The Officer team at the University of Sussex Students’ Union told The Badger: “We were disappointed that the government announcements mentioned very little about university students, other than that this would be reviewed after Easter.”
“This government has continued to ignore the struggles of university students over the course of the pandemic. We recently found out that university students in the UK have wasted over £1bn on empty accommodation this year … These are the issues which we need our university to show some leadership on, and we need the government to increase student support.”
The news of the delayed student return comes after a report by the Office for National Statistics (ONS) in January found that 40% of students who had returned home for the winter break had already returned to their term-time accommodation.
However, the ONS revealed only 33% of university students travelled home to friends or family from university accommodation over the break. 37% had stayed in their university accommodation, and a further 30% were already living at home.
In a webinar for the Higher Education Policy Institute last Monday, Sussex’s Vice-Chancellor Adam Tickell revealed that 2000 Sussex students had already returned to campus accommodation, about half of the 4500 students that live on-campus.

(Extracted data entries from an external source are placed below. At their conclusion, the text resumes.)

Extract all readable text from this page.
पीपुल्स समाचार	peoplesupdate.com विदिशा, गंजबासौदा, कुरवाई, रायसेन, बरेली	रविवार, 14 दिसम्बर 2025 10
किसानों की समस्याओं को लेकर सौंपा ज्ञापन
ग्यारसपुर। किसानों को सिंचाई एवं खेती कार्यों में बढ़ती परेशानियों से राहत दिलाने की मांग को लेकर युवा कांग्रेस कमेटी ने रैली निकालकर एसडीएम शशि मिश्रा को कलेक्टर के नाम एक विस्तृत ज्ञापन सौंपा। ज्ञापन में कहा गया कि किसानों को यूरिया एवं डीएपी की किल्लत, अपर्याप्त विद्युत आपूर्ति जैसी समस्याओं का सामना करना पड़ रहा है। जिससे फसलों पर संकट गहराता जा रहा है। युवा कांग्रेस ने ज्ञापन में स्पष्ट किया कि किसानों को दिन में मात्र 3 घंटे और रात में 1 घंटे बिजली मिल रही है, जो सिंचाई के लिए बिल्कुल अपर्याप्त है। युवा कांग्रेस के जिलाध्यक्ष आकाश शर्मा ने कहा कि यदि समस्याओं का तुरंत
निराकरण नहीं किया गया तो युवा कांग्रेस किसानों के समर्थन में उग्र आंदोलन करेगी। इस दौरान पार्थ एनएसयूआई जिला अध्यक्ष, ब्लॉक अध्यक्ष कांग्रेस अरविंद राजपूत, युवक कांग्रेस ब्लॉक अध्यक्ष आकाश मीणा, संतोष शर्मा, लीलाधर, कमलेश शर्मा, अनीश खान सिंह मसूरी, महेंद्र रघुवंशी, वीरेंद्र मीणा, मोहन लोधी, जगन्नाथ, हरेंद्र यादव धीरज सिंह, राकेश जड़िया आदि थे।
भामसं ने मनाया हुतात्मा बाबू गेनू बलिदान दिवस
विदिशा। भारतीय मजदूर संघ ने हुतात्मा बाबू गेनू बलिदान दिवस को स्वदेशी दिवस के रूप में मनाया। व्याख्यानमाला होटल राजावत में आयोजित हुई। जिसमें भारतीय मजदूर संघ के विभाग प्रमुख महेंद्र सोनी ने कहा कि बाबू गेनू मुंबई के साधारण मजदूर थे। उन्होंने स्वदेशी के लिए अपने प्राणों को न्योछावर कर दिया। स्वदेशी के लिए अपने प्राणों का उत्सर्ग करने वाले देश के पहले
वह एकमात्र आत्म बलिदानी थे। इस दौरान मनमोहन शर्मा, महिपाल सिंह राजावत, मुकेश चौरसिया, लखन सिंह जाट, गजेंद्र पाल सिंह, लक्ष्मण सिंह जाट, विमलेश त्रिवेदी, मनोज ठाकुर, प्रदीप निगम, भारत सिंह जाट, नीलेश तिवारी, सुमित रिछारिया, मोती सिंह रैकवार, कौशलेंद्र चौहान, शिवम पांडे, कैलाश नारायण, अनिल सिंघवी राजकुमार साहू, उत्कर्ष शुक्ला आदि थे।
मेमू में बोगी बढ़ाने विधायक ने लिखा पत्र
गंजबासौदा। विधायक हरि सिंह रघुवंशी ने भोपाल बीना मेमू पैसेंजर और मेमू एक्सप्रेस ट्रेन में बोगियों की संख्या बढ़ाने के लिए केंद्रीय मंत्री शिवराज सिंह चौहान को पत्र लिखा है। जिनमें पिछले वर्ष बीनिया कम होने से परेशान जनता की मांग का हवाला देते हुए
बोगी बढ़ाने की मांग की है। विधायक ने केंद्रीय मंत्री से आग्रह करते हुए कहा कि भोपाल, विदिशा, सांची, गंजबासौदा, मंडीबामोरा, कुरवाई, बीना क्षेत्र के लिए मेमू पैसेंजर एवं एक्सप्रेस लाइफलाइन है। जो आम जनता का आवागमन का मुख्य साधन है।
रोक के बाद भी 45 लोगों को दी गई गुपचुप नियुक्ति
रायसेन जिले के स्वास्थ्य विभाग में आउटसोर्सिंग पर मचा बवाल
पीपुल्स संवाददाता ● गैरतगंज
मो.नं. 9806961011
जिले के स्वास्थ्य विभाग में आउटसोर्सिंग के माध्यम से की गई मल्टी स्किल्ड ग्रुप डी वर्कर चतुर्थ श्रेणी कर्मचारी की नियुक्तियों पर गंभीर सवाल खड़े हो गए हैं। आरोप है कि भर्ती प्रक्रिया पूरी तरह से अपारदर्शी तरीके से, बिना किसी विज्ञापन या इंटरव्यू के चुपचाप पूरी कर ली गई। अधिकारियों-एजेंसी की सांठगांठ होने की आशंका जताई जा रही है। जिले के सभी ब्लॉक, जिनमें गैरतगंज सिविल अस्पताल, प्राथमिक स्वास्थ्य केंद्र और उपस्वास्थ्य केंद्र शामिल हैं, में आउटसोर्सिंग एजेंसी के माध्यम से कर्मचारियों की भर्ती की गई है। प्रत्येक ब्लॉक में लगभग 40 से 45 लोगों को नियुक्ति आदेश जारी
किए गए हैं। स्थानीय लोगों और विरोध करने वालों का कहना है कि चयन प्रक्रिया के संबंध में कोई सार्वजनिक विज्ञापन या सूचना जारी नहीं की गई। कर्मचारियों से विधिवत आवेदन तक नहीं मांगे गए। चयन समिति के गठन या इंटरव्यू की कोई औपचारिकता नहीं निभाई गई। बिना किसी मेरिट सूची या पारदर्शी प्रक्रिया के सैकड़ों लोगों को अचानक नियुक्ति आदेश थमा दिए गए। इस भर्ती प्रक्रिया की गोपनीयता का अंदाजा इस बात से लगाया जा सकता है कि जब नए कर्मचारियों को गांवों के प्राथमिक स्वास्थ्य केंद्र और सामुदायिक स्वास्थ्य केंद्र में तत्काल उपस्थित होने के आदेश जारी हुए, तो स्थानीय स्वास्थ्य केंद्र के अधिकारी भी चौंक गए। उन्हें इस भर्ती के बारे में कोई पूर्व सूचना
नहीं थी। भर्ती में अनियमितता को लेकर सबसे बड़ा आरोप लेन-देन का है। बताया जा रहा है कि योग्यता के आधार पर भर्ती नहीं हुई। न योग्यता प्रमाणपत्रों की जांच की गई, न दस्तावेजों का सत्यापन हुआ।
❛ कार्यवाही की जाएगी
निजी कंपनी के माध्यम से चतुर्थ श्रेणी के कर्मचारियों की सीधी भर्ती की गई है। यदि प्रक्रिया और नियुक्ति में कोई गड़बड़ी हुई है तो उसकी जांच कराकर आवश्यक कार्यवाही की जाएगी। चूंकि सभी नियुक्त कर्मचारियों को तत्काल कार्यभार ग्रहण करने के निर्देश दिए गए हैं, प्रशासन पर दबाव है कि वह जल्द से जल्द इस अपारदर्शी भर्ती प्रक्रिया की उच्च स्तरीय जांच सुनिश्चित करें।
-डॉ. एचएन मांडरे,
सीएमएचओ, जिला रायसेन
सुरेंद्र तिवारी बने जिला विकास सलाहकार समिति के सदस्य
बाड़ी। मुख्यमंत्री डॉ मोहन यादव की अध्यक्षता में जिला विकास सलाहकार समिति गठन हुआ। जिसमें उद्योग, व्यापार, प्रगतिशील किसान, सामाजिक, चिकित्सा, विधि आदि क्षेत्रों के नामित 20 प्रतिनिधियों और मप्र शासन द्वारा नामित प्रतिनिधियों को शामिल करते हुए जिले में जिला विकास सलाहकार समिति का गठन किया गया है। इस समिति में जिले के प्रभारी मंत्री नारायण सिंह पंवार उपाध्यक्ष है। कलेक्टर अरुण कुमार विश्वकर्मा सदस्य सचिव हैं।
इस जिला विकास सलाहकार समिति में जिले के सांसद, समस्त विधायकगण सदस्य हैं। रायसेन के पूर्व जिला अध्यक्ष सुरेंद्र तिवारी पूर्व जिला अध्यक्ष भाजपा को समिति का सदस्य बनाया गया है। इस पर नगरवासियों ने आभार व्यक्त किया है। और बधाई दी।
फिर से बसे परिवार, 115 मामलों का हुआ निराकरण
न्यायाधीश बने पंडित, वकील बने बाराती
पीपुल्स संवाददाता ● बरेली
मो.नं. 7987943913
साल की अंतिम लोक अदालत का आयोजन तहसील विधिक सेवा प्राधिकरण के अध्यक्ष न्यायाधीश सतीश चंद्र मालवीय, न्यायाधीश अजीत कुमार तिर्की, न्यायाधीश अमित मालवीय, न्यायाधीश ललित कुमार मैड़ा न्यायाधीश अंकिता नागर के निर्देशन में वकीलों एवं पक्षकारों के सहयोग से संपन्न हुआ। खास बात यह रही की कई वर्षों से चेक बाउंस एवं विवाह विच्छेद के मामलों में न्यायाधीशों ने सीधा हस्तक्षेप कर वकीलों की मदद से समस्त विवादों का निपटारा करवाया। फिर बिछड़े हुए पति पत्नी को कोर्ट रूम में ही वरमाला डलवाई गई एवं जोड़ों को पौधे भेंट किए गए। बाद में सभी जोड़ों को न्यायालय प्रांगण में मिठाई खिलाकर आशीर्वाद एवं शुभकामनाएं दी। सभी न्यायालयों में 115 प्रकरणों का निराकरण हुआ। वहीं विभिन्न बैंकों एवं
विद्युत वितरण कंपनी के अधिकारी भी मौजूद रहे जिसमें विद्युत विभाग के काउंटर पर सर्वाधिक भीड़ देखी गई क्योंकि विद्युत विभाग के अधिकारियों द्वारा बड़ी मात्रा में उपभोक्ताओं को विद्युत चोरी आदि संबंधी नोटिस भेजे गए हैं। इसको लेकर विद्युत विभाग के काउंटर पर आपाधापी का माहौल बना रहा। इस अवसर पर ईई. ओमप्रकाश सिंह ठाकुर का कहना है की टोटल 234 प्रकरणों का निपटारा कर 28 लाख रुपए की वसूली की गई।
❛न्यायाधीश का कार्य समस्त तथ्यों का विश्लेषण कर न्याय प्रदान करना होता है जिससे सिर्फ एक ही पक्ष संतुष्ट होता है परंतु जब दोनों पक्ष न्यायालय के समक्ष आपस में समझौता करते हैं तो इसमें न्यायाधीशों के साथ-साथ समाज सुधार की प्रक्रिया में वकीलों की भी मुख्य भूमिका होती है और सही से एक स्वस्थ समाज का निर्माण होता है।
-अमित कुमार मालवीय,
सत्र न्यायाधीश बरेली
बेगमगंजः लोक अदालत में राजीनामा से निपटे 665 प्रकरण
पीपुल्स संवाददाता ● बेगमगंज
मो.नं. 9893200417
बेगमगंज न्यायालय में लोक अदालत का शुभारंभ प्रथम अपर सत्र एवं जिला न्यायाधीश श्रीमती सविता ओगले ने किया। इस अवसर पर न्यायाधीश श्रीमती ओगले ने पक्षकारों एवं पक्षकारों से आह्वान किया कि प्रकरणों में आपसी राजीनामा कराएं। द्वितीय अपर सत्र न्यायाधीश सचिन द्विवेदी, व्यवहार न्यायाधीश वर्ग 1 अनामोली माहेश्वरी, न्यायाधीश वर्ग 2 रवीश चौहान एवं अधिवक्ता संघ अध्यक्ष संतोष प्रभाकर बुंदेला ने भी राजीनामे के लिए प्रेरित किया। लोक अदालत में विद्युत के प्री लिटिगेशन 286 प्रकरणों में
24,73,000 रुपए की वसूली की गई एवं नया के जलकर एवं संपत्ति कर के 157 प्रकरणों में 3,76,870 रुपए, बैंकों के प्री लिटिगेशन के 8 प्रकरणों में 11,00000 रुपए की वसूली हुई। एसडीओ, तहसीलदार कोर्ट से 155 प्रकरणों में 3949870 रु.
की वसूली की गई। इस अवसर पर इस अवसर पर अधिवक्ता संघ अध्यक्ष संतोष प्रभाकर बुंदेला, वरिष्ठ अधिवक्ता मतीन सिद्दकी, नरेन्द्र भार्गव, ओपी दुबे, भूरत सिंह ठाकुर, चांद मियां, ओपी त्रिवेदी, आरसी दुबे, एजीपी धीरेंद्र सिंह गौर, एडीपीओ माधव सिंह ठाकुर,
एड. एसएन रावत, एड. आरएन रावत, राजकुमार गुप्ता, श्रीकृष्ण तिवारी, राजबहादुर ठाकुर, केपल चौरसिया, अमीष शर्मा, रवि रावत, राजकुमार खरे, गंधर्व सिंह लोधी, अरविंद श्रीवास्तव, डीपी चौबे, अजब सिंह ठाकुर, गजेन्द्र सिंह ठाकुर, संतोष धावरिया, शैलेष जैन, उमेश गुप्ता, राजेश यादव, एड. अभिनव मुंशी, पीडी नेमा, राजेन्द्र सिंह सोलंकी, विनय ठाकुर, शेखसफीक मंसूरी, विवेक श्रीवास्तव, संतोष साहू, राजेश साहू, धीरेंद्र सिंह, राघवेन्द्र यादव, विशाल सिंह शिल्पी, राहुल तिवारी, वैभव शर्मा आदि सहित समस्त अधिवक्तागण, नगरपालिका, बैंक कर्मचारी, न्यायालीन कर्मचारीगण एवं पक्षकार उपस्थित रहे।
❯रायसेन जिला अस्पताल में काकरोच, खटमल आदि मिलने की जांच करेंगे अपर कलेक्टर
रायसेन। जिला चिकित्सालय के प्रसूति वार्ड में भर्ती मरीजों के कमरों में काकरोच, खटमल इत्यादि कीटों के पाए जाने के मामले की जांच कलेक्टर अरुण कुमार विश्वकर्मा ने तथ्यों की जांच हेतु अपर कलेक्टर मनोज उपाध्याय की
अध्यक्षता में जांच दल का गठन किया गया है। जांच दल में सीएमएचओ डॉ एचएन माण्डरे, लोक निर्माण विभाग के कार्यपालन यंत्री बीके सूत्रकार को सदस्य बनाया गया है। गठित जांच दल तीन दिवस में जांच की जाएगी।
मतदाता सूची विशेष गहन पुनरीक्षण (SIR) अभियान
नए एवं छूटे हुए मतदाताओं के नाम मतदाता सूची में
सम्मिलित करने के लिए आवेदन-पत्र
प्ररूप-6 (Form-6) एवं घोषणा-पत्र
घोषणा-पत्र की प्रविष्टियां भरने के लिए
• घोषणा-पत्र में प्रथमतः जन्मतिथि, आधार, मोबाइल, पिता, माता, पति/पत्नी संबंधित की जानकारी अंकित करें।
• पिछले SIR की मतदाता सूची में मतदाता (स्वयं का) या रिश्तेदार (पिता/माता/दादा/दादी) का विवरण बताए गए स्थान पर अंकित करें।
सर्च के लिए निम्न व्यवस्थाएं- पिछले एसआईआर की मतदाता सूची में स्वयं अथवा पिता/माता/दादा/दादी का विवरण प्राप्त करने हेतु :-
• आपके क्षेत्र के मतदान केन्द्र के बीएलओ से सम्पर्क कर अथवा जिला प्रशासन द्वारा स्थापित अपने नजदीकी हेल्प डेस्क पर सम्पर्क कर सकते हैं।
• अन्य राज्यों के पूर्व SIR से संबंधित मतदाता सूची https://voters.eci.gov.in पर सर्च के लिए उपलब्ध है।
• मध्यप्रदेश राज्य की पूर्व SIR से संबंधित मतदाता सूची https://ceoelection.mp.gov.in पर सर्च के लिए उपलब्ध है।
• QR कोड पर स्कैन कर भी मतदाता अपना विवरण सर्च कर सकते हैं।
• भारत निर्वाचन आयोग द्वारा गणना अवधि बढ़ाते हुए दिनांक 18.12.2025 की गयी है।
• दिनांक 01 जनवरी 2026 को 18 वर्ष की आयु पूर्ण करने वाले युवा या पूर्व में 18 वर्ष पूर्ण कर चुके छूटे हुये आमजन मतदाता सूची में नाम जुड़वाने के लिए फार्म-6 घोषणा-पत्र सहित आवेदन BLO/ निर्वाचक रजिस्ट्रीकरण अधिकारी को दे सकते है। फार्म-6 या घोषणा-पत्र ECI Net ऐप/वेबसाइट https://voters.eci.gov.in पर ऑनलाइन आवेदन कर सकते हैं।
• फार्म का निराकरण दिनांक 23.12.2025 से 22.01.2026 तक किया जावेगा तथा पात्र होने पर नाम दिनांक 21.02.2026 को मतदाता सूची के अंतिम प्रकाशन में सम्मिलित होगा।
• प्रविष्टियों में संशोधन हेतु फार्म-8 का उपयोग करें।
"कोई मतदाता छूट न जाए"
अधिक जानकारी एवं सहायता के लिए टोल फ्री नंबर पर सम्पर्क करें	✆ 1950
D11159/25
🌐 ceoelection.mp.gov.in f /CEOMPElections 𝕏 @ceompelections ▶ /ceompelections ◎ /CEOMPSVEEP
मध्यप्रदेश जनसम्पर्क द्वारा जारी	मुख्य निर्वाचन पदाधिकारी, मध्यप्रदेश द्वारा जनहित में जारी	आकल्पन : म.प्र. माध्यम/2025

In the talk, Tickell also claimed that Sussex is trying to resume some face-to-face teaching for all students by the end of the year, but that they wouldn’t know if it was possible until “really quite late in the day”.
Tickell added: “There’s relatively little teaching that happens after Easter so we’re working on whether we can have a meaningful package for students when they come back”.
“It’s really tricky but we know that students have already returned to their campuses and their university towns even though they’ve been advised by the government not to, so because of that we would like them to be able to engage in learning and in other activities on our campus”.
Lucy, a Biomedical Science student in her 1st year, told The Badger that the university “shouldn’t be encouraging mass movement in a pandemic for the sake of one or two hours of in person teaching a week”.
“Mass movement especially to and from rural areas puts people and infrastructure at risk. If you’ve been at home until now this term, you should if possible stay at home- you can study there”.
The university stressed that any students who cannot go back to university will not be disadvantaged academically: “All students’ learning outcomes will still be met remotely and all assessments will continue to be online for the remainder of this academic year”.